Notre jeune guide du jour, nous a baladé dans ce camp meurtri. Il nous a, de plus, présenté une famille palestinienne dont la fille de 14 ans, a été tuée d'une balle dans la tête, par derrière, à bout portant, par un soldat israélien, en 1994. Cette jeune fille, se rendait à un enterrement qui a mal tourné. Nous avons vue la vidéo de l'évènement. L'armée a encerclée la manifestation et tiré sur la foule. Cette famille nous a gentiment ouvert les portes de sa maison afin de nous expliquer l'histoire de leur fille. Ils nous ont montré les photos du cadavre de leur enfant (photo à droite). Certain d'entre nous ont été choqués par cette forme d'"impudeur". Leur rapport à la mort est en effet très différent du notre, en occident, surtout compte tenu de leur situation et du fait que la mort constitue un véritable élément de leur vie quotidienne. Nous avons finalement quitté le camps, émus.


Soirée mouvementée

A notre retour à Hébron, le soir, nous sommes retournés fumer notre chicha avec les palestiniens de la veille. Nous avons voulu retenter l'expérience fabuleuse du pick up, et trois d'entre nous sont partis vers minuit.
Nous avons parcouru 300 mètres, tourné à gauche et là... check point mobile. Une jeep blindée en travers de la route nous incite à nous arrêter. Les soldats braquent leur M16 sur nous, nous hurlant de descendre immédiatement du véhicule. "Passeports, Passeports !" crient ils. Nous obéissons sans broncher. Ils nous font attendre sur le bas côté. Ils parlent en hébreux avec l'un des chefs de la police palestinienne d'Hébron, qui conduisait le pick up. Ils se mettent à fouiller le véhicule de fond en comble. Là, ils trouvent dans la boite à gant, un chargeur de flingue, plein. La tension monte d'un cran. Sans rien comprendre à ce qu'ils disent, nous sentons que la présence de ce chargeur a grandement énervé le soldat, surtout qu'il ne trouve pas le flingue qui est supposé aller avec. Après un dernier check up de la voiture il nous ordonne de remonter pour attendre la vérification de nos identités. A ce moment se pointe une équipe de télévision. Ils se mettent à filmer la scène et puis voyant que rien de croustillant ne se passe, ils finissent par partir.

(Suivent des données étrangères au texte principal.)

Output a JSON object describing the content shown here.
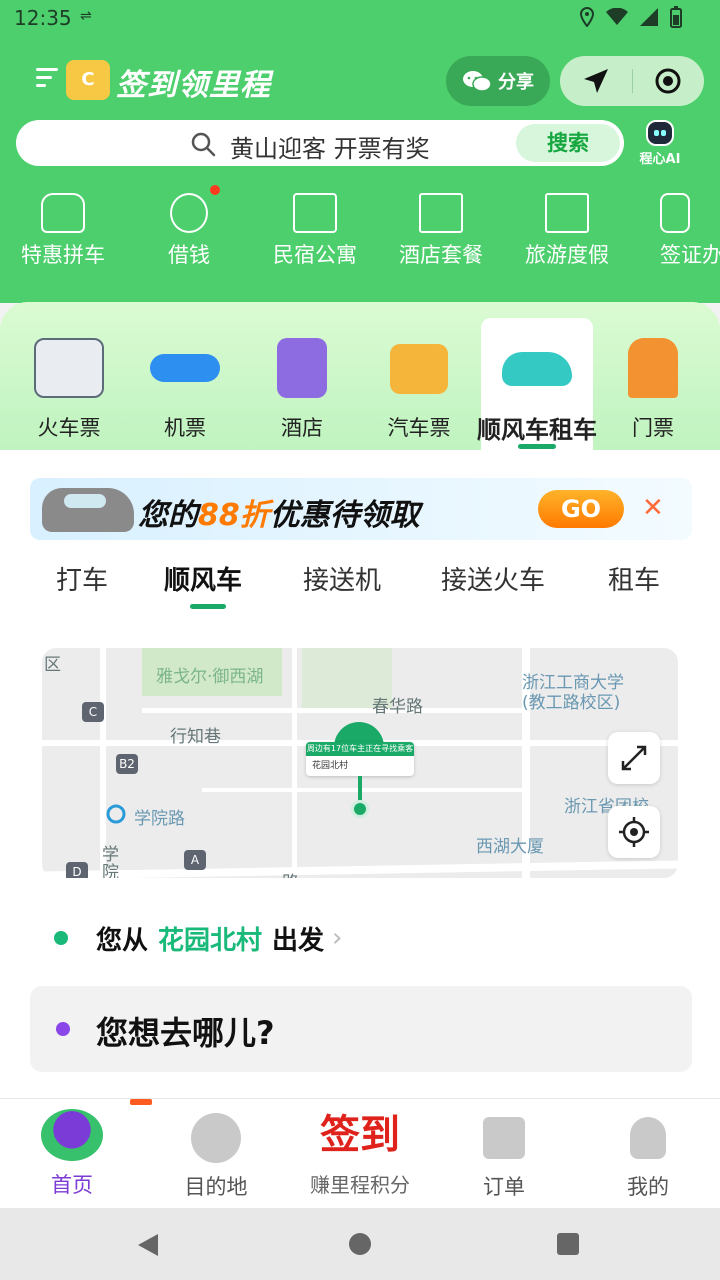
{
  "status_bar": {
    "time": "12:35"
  },
  "header": {
    "title": "签到领里程",
    "share_label": "分享",
    "search_placeholder": "黄山迎客 开票有奖",
    "search_button": "搜索",
    "ai_label": "程心AI"
  },
  "quick_items": [
    {
      "label": "特惠拼车",
      "icon": "car-pool-icon"
    },
    {
      "label": "借钱",
      "icon": "money-bag-icon",
      "badge": true
    },
    {
      "label": "民宿公寓",
      "icon": "house-icon"
    },
    {
      "label": "酒店套餐",
      "icon": "hotel-package-icon"
    },
    {
      "label": "旅游度假",
      "icon": "mountain-icon"
    },
    {
      "label": "签证办",
      "icon": "passport-icon"
    }
  ],
  "transport": [
    {
      "label": "火车票",
      "icon": "train-icon",
      "color": "#e9edf2"
    },
    {
      "label": "机票",
      "icon": "plane-icon",
      "color": "#2d8ff0"
    },
    {
      "label": "酒店",
      "icon": "hotel-icon",
      "color": "#8c6ce0"
    },
    {
      "label": "汽车票",
      "icon": "bus-icon",
      "color": "#f5b53a"
    },
    {
      "label": "顺风车租车",
      "icon": "car-icon",
      "color": "#35c9c4",
      "active": true
    },
    {
      "label": "门票",
      "icon": "temple-icon",
      "color": "#f29230"
    }
  ],
  "promo": {
    "text_before": "您的",
    "text_highlight": "88折",
    "text_after": "优惠待领取",
    "go_label": "GO"
  },
  "tabs": [
    {
      "label": "打车"
    },
    {
      "label": "顺风车",
      "active": true
    },
    {
      "label": "接送机"
    },
    {
      "label": "接送火车"
    },
    {
      "label": "租车"
    }
  ],
  "map": {
    "labels": {
      "district": "区",
      "yage": "雅戈尔·御西湖",
      "chunhua": "春华路",
      "zjgs": "浙江工商大学",
      "zjgs_sub": "(教工路校区)",
      "xingzhi": "行知巷",
      "xueyuan": "学院路",
      "zjsf": "浙江省团校",
      "xihu": "西湖大厦",
      "xue": "学",
      "yuan": "院",
      "lu": "路"
    },
    "badges": {
      "c": "C",
      "b2": "B2",
      "a": "A",
      "d": "D"
    },
    "pin": {
      "notice": "周边有17位车主正在寻找乘客",
      "location": "花园北村"
    }
  },
  "trip": {
    "from_prefix": "您从",
    "from_place": "花园北村",
    "from_suffix": "出发",
    "destination_placeholder": "您想去哪儿?"
  },
  "bottom_nav": {
    "home": "首页",
    "destination": "目的地",
    "checkin_big": "签到",
    "checkin_label": "赚里程积分",
    "orders": "订单",
    "mine": "我的"
  },
  "colors": {
    "header_green": "#4dcf6d",
    "accent_green": "#1ba968",
    "promo_orange": "#ff7a00",
    "active_purple": "#7b3bd6"
  }
}
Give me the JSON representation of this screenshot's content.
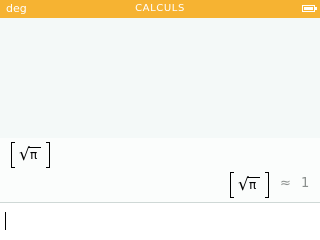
{
  "status_bar": {
    "angle_mode": "deg",
    "app_title": "CALCULS",
    "battery_icon": "battery-full-icon",
    "background_color": "#f6b332"
  },
  "history": [
    {
      "input": {
        "type": "matrix-1x1",
        "radicand": "π"
      },
      "output": {
        "type": "matrix-1x1",
        "radicand": "π"
      },
      "approx_symbol": "≈",
      "approx_value": "1"
    }
  ],
  "input_bar": {
    "value": ""
  }
}
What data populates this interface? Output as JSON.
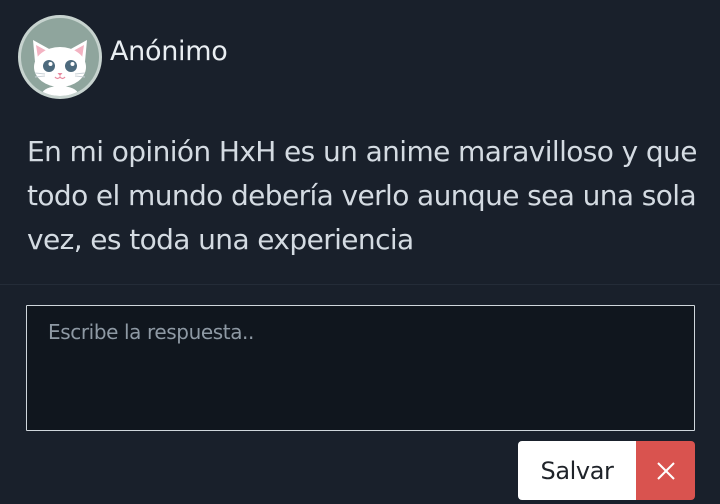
{
  "post": {
    "author": "Anónimo",
    "avatar_icon": "white-cat-avatar-icon",
    "body": "En mi opinión HxH es un anime maravilloso y que todo el mundo debería verlo aunque sea una sola vez, es toda una experiencia"
  },
  "reply": {
    "placeholder": "Escribe la respuesta..",
    "value": ""
  },
  "actions": {
    "save_label": "Salvar",
    "close_icon": "close-icon"
  },
  "colors": {
    "background": "#19202b",
    "input_background": "#10161e",
    "save_button": "#ffffff",
    "close_button": "#d9534f",
    "avatar_bg": "#8fa59d"
  }
}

Lorsque nous étions tous dans la voiture, nous avons remarqué que l'un des soldats qui nous avait braqué, jouait avec la lampe accrochée à son M16. Il courrait après son collègue et tentait de lui mettre la lumière dans les yeux. J'étais effarée ! C'est à ce moment que je me suis rendue compte que la plupart de ces soldats sont de très jeunes hommes, à peine sortis de l'école. Nous avons attendu une bonne heure, pendant laquelle d'autres voitures ont été contrôlées (voir photo). Une autre jeep blindée est venue s'arrêter juste à côté de nous. Les militaires ont braqué la lampe aveuglante de leur jeep sur nous et ont joué du gyrophare plusieurs fois. Je ne sais pas trop où était l'intérêt, mais ça ne nous a pas perturbé.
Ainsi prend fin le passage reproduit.